I’ve previously touched on the struggles associated with hiring care staff in my open letter to PA’s. As anyone in my position will know, this can be challenging, time consuming, frustrating and stressful. I never wanted the responsibility of being an employer, but unless I use agency care workers, I’m left with no choice.
So, on that note, it seems fitting that this Friday’s post touch on the subject of care:
I miss… the days long past when it was not a necessity for me to employ carers.
Until around ten years ago, my parents were my primary caregivers. Living with them in their home, as I still do, I was reliant on their support. Alas, parents get older and rightfully so, need more time for themselves.
So at the age of 18, I was awarded Direct Payments and officially became an employer to my first PA (an intimidating prospect). At first, she would attend just three mornings a week. Over time, as I got used to this change of routine, and my trust in someone outside our family unit grew, the hours increased to five mornings.
I have since employed several others, and experienced the hiring (thankfully not firing) process a few times over the past decade.
Entrusting my requirements to PA’s is now very much part of my life, yet it’s something I wish I didn’t have to do. I don’t necessarily choose to spend my time with those I employ, it’s simply a case of needs must.
Employing carers is synonymous with scheduling, routine, organisation and discipline. I, as an individual am not synonymous with scheduling, routine, organisation and discipline!
When becoming an employer, as I reluctantly have, you must adapt your lifestyle somewhat (or so I have found). You are responsible for your employees and are obliged to make yourself aware of the legislation involved, since you play a role just as your carers do.
My point here, is that I miss my pre-employer life. I wish I didn’t have to submit timesheets every month, calculate tax and national insurance contributions, ensure I have holiday and sick cover, treat my employees fairly by addressing their needs and concerns – and so on.
I wish I did not have to invite strangers into my home to help with my everyday challenges. I miss being able to stay up at night for as long as I like. I miss not having to plan my days and weeks; What time do I want to get up in the mornings? what time do I want to go to bed?

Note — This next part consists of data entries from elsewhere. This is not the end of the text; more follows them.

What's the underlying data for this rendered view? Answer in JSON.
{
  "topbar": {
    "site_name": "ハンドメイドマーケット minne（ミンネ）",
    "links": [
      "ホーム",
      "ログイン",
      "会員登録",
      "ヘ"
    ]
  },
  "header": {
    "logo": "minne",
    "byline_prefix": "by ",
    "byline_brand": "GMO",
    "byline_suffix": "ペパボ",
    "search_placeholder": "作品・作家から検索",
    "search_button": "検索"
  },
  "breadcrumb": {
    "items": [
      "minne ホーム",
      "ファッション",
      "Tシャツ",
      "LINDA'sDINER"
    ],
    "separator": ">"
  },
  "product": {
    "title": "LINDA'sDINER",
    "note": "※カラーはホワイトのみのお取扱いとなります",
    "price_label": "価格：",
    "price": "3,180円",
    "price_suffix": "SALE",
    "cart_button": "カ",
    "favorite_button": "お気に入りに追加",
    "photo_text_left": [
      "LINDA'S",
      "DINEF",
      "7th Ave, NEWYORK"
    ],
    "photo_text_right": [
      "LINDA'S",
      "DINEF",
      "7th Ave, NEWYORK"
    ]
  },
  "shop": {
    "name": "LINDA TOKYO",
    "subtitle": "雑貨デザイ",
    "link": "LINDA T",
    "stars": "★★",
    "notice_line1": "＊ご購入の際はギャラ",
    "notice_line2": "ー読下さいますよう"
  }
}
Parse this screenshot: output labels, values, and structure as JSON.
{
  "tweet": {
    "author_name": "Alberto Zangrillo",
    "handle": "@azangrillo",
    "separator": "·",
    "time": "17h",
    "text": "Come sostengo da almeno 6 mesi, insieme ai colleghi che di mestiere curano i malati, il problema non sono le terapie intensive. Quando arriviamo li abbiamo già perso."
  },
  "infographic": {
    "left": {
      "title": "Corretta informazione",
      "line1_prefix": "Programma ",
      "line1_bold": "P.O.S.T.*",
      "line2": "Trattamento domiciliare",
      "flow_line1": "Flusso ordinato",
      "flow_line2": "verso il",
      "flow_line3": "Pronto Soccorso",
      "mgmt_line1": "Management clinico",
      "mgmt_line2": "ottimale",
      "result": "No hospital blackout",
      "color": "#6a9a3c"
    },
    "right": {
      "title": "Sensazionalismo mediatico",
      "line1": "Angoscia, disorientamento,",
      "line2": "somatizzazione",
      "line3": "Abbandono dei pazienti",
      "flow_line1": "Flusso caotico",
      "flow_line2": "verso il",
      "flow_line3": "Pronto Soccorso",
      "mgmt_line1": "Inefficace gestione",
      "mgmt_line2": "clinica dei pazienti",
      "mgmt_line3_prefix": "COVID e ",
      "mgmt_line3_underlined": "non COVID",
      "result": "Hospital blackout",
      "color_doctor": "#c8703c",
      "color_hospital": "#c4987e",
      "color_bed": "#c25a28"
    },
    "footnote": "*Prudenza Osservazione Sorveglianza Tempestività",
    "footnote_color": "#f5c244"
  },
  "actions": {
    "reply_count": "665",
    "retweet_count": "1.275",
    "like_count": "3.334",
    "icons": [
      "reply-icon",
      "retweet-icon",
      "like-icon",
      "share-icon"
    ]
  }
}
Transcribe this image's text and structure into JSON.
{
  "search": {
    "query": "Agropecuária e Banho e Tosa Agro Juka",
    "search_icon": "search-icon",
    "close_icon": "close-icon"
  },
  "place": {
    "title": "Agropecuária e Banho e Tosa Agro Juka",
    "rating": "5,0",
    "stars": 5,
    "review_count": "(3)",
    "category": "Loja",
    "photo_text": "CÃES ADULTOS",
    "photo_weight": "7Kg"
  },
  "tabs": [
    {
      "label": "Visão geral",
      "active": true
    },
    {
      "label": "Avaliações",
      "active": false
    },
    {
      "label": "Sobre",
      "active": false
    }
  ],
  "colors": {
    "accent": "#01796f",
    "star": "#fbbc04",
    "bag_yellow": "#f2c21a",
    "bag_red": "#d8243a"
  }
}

I’m thankful… that I applied for Direct Payments all those years ago and didn’t delay, since it is much more difficult nowadays.
Direct Payments (UK) is awarded by the local council following an assessment of your needs.
For me the process was fairly straight forward and swift. However, I am aware that for various reasons it is now more strict, time consuming, and arguably more stressful. I have no doubt that had I waited several years to apply, I would not be in the fortunate position I am now with regards to the hours of care I am afforded.
Direct Payments allows me to hire a PA of my choice, whilst also offering my parents a break from their care role.
So, all things considered, though I would rather not have to employ carers, I certainly could not manage without them.